Mental health issues in America are on the rise. The statistics are quite staggering. According to a recent HuffPost article, one in five Americans will suffer some form of mental health disorder in their lifetime. Along with mental health disorders come a very sorrowful detail. Often suicide rates rise along with mental health issues as people battle with their inner demons and feel like they are without hope. According to the CDC suicide rates are at a 15 year high.
It is an unfortunate reality that our media outlets often associate mental health disorders with violence. While this is sometimes true, in most instances it is not. Most people struggling with mental health problems turn their issues upon themselves, and not others. With media portrayal of mental health patients being violent, it causes those struggling and needing help to be less likely to get the help they need. Very few people desire to accept a stigma like that.
Another unfortunate part of this reality is that physicians often do not do well on follow up with patients who have been diagnosed with depression. Many patients fall between the cracks because physicians are so busy, they simply have far more patients than they can reasonably manage. Those patients who are under regular care still lack for attentive doctors in many cases. Why? What are the reasons for this inattention? Mental health is less quantifiable than say Heart problems or Diabetes. It is harder to pinpoint, and treat. Additionally mental health treatment is typically expensive. Most insurances only want to cover certain things, and for a very small amount of time. This means that doctors are not going to get fully reimbursed for their time. I hate to say it, but in healthcare, like in many other areas of life, money is king.
Having said all of this, things are changing. In my Mom’s day, mental health issues were swept under the rug and people were given anti-depressants and sent on their way. The feeling left in the patient’s mind was that they were somehow defective. This is being overcome by people coming forward, in some instances celebrities, and speaking up about their own battles. Through the lens of public disclosure, the world is seeing that a depressed person can still be fully functional. A depressed person can be completely non-violent. A depressed person is just like everyone else. They need to be given hope, a reason to live, and help.

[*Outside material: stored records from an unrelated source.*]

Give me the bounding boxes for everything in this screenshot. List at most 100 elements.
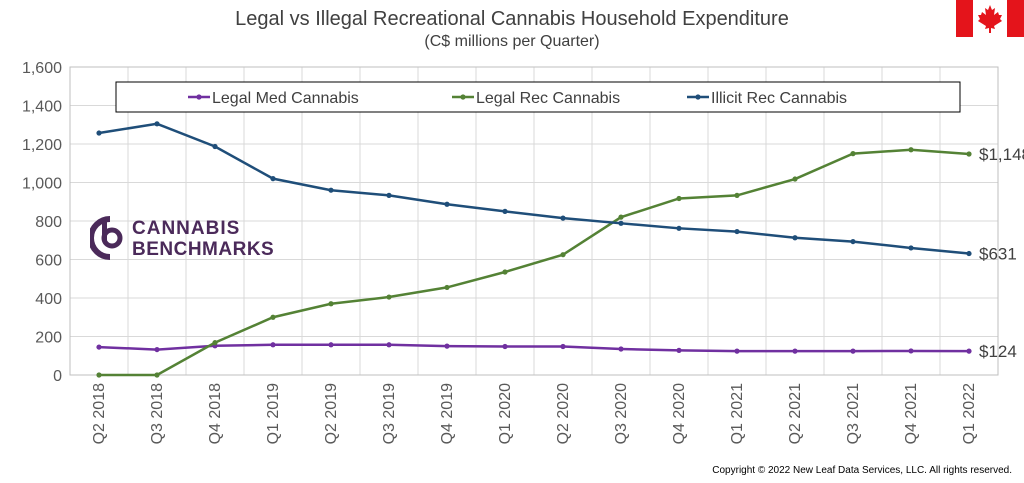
legend-marker: [695, 94, 701, 100]
data-point: [792, 348, 798, 354]
legend-item: Illicit Rec Cannabis: [687, 90, 847, 107]
plot-area-frame: [69, 66, 999, 376]
x-tick-label: Q4 2020: [671, 383, 688, 444]
data-point: [676, 347, 682, 353]
x-tick-label: Q1 2021: [729, 383, 746, 444]
data-point: [966, 348, 972, 354]
series-legal-rec-cannabis: [96, 147, 972, 378]
y-tick-label: 1,600: [22, 60, 62, 77]
x-tick-label: Q3 2020: [613, 383, 630, 444]
x-tick-label: Q1 2020: [497, 383, 514, 444]
data-point: [734, 192, 740, 198]
data-point: [444, 284, 450, 291]
data-point: [850, 348, 856, 354]
legend-label: Legal Rec Cannabis: [476, 90, 620, 107]
data-point: [734, 228, 740, 235]
x-tick-label: Q1 2019: [265, 383, 282, 444]
x-axis: Q2 2018 Q3 2018 Q4 2018 Q1 2019 Q2 2019 Q3 20…: [91, 383, 978, 444]
data-point: [154, 372, 160, 378]
x-tick-label: Q1 2022: [961, 383, 978, 444]
x-tick-label: Q4 2018: [207, 383, 224, 444]
y-tick-label: 200: [35, 330, 62, 347]
data-point: [270, 176, 276, 182]
chart-title: Legal vs Illegal Recreational Cannabis H…: [235, 8, 789, 30]
logo-text-line2: BENCHMARKS: [132, 239, 275, 260]
data-point: [676, 195, 682, 202]
y-tick-label: 600: [35, 253, 62, 270]
end-labels: $124 $1,148 $631: [979, 145, 1024, 361]
data-point: [328, 342, 334, 348]
legend-item: Legal Rec Cannabis: [452, 90, 620, 107]
data-point: [618, 346, 624, 352]
end-value-label: $124: [979, 342, 1017, 361]
data-point: [850, 238, 856, 245]
data-point: [386, 294, 392, 300]
logo-mark-icon: [90, 216, 123, 260]
data-point: [444, 201, 450, 207]
data-point: [908, 245, 914, 251]
data-point: [328, 301, 334, 307]
data-point: [502, 343, 508, 350]
x-tick-label: Q3 2019: [381, 383, 398, 444]
x-tick-label: Q3 2018: [149, 383, 166, 444]
series-line: [98, 343, 970, 353]
series-lines: [96, 121, 972, 378]
data-point: [154, 346, 160, 353]
x-tick-label: Q2 2020: [555, 383, 572, 444]
data-point: [96, 372, 102, 378]
series-line: [98, 122, 970, 255]
data-point: [792, 235, 798, 241]
x-tick-label: Q4 2021: [903, 383, 920, 444]
legend-marker: [460, 94, 466, 100]
series-legal-med-cannabis: [96, 342, 972, 354]
x-tick-label: Q4 2019: [439, 383, 456, 444]
legend-item: Legal Med Cannabis: [188, 90, 359, 107]
data-point: [270, 314, 276, 320]
y-tick-label: 800: [35, 214, 62, 231]
end-value-label: $631: [979, 245, 1017, 264]
data-point: [328, 187, 334, 193]
data-point: [618, 214, 624, 220]
canada-flag-icon: [956, 0, 1024, 37]
legend: Legal Med Cannabis Legal Rec Cannabis Illi…: [115, 81, 961, 113]
cannabis-benchmarks-logo: CANNABIS BENCHMARKS: [90, 215, 290, 263]
data-point: [96, 130, 102, 136]
x-tick-label: Q2 2019: [323, 383, 340, 444]
y-tick-label: 1,400: [22, 99, 62, 116]
data-point: [734, 348, 740, 354]
data-point: [154, 121, 160, 127]
data-point: [386, 342, 392, 348]
end-value-label: $1,148: [979, 145, 1024, 164]
data-point: [792, 176, 798, 182]
y-tick-label: 400: [35, 291, 62, 308]
copyright-text: Copyright © 2022 New Leaf Data Services,…: [712, 465, 1012, 476]
chart-subtitle: (C$ millions per Quarter): [424, 33, 600, 50]
legend-box: [115, 81, 961, 113]
data-point: [908, 348, 914, 354]
y-tick-label: 1,200: [22, 137, 62, 154]
data-point: [966, 151, 972, 157]
data-point: [966, 250, 972, 257]
y-axis: 0 200 400 600 800 1,000 1,200 1,400 1,600: [22, 60, 62, 385]
data-point: [212, 340, 218, 346]
x-tick-label: Q3 2021: [845, 383, 862, 444]
series-line: [99, 148, 970, 377]
data-point: [444, 343, 450, 349]
legend-label: Illicit Rec Cannabis: [711, 90, 847, 107]
data-point: [560, 252, 566, 258]
data-point: [908, 147, 914, 153]
data-point: [560, 215, 566, 221]
data-point: [386, 192, 392, 198]
data-point: [212, 143, 218, 150]
y-tick-label: 0: [53, 368, 62, 385]
data-point: [560, 343, 566, 350]
data-point: [96, 344, 102, 350]
y-tick-label: 1,000: [22, 176, 62, 193]
x-tick-label: Q2 2018: [91, 383, 108, 444]
data-point: [676, 225, 682, 231]
data-point: [270, 342, 276, 348]
data-point: [618, 220, 624, 226]
legend-label: Legal Med Cannabis: [212, 90, 359, 107]
series-illicit-rec-cannabis: [96, 121, 972, 257]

It seems like such a little thing…the opportunity to say goodbye to a loved one. Due to how loved ones pass, many don’t get to say it. We have to let it go and move on and find the joy of the life of the one who is gone. I spent a lot of years battling my own depression and mental health. I didn’t get to say goodbye, and I had a hard time accepting my loss. So, one day I had someone share with me ways I could say goodbye to my Mom. She wasn’t here to hear it, but the goodbyes at this point were really for me. Walking that path helped me to enter a journey of emotional healing. It also helped me to start helping a family member going through the same thing. This someone was a doctor who took the extra time to ask a simple question, and then to care, and give me a few simple steps to help me.
Mental healthcare, tied to our hearts and minds, and affecting our bodies needs to continue moving forward in really necessary and positive ways. We should never shame people for struggling, but do what we can to help and to be part of their healing.